И вот теперь он стоит перед командиром партизанской бригады, вытянув по швам свои руки. Голова его, однако, низко опущена, что не соответствует бравому военному виду молодого человека. Командир говорит ему:
— Значит, вы были командиром Красной Армии?
Щелкнув каблуками, молодой человек торопливо отвечает:
— Так точно. Я командовал ротой. Я бывший лейтенант К. Попал в окружение. И вот теперь нахожусь в этой… школе…
— И что же вы, добровольно пошли в эту диверсионную школу? Или немцы заставили вас идти туда? — спрашивает командир.
Бывший лейтенант К. отвечает:
— Они предложили военнопленным… Да, на добровольных началах… Я рассудил, что в концлагере все равно конец от голода, от болезней. Решил пойти на предложение, с тем чтобы потом, при первом удобном случае, бежать к своим. Но вот прошел год, и я ничего не смог сделать. По-прежнему нахожусь в диверсионной школе.
— Знакомая картина, — задумчиво говорит командир. — И что же вы теперь хотите? Зачем вы к нам пришли?
Еще ниже опустив голову, К. говорит:
— Скажу откровенно — хочу какого-нибудь конца. Шел к партизанам, чтоб они меня расстреляли.

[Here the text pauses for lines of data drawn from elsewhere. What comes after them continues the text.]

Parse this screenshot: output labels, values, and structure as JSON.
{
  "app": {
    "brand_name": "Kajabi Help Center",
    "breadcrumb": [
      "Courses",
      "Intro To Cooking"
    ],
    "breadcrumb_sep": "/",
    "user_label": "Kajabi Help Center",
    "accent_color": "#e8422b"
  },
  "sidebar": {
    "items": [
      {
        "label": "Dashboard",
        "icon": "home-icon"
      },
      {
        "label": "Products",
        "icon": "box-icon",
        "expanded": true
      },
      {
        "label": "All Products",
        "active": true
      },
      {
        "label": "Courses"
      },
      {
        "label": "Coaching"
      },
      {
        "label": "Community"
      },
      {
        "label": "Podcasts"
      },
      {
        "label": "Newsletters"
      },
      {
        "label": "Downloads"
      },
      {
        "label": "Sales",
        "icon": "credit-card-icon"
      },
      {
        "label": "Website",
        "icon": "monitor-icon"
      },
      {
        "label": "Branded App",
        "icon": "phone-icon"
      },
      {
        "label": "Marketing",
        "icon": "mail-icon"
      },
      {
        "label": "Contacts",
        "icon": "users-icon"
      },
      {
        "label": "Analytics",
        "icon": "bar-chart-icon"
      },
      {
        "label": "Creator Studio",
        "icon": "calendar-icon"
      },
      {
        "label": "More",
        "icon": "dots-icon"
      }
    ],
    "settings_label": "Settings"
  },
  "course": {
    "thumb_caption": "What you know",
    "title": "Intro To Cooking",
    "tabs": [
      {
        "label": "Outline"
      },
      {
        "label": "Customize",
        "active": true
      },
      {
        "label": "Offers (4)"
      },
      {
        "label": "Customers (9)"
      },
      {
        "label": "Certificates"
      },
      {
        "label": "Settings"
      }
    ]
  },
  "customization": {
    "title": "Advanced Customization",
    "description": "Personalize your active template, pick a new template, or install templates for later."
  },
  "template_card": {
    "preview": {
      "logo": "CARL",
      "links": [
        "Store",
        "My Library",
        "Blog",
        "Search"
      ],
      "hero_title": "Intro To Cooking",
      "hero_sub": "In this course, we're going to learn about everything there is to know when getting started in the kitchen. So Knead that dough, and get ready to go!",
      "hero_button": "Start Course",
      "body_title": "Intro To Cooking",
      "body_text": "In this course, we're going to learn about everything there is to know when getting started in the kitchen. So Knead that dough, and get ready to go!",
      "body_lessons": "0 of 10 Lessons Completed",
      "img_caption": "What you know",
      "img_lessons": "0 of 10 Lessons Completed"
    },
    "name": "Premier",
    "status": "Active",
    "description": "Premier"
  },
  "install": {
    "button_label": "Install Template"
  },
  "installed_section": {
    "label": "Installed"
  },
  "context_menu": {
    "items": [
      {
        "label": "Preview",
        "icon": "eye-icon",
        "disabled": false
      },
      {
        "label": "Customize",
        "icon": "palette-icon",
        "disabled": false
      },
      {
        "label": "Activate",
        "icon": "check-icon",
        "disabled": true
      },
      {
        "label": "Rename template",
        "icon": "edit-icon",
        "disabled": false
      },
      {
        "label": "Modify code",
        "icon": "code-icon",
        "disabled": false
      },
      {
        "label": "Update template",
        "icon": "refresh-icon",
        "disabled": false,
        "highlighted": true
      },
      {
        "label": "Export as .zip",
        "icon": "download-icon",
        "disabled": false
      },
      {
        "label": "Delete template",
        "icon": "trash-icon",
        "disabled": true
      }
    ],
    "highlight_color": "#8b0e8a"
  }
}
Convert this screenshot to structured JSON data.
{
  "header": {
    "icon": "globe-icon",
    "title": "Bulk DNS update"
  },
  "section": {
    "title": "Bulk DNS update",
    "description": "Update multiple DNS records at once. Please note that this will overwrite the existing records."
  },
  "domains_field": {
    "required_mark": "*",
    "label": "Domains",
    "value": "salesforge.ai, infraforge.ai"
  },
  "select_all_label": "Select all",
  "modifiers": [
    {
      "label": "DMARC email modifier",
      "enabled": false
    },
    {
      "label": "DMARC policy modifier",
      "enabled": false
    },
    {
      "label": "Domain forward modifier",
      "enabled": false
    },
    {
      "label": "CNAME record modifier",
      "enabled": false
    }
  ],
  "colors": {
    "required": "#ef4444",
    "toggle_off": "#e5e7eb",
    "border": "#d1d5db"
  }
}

Товарищ С. улыбнулся, говорит:
— Ну это, знаете, не выход. Да и судить я вас не намерен. Вот отправлю вас самолетом на Большую землю — там дадите ответ командованию Красной Армии.
Бывший лейтенант К. снова щелкает каблуками. Помолчав, командир партизанской бригады говорит:
— Вот вы хотите искупить свою вину перед родиной. А что вы для этого можете предложить?
— Право, не знаю, — говорит К. — Я на все согласен…
Командир говорит:
— Вы же диверсант. Чему-нибудь вас же немцы учили. Вот и предложите что-либо, вспомнив их преподавание… Где ваша диверсионная школа находится?
— Город Петсери. Здесь, недалеко от эстонской границы.
— А кто начальник школы?
— Майор Шульц[19].
Немного подумав, командир говорит:
— Слушайте, а нельзя ли нам этого майора как-нибудь сюда заполучить? Было бы интересно с ним побеседовать.
Улыбка проходит по лицу К. Оживившись, он говорит:
— Мне кажется, что это возможно. В квартире он живет один. Кроме денщика, у него нет никого. К нему можно приехать и арестовать его.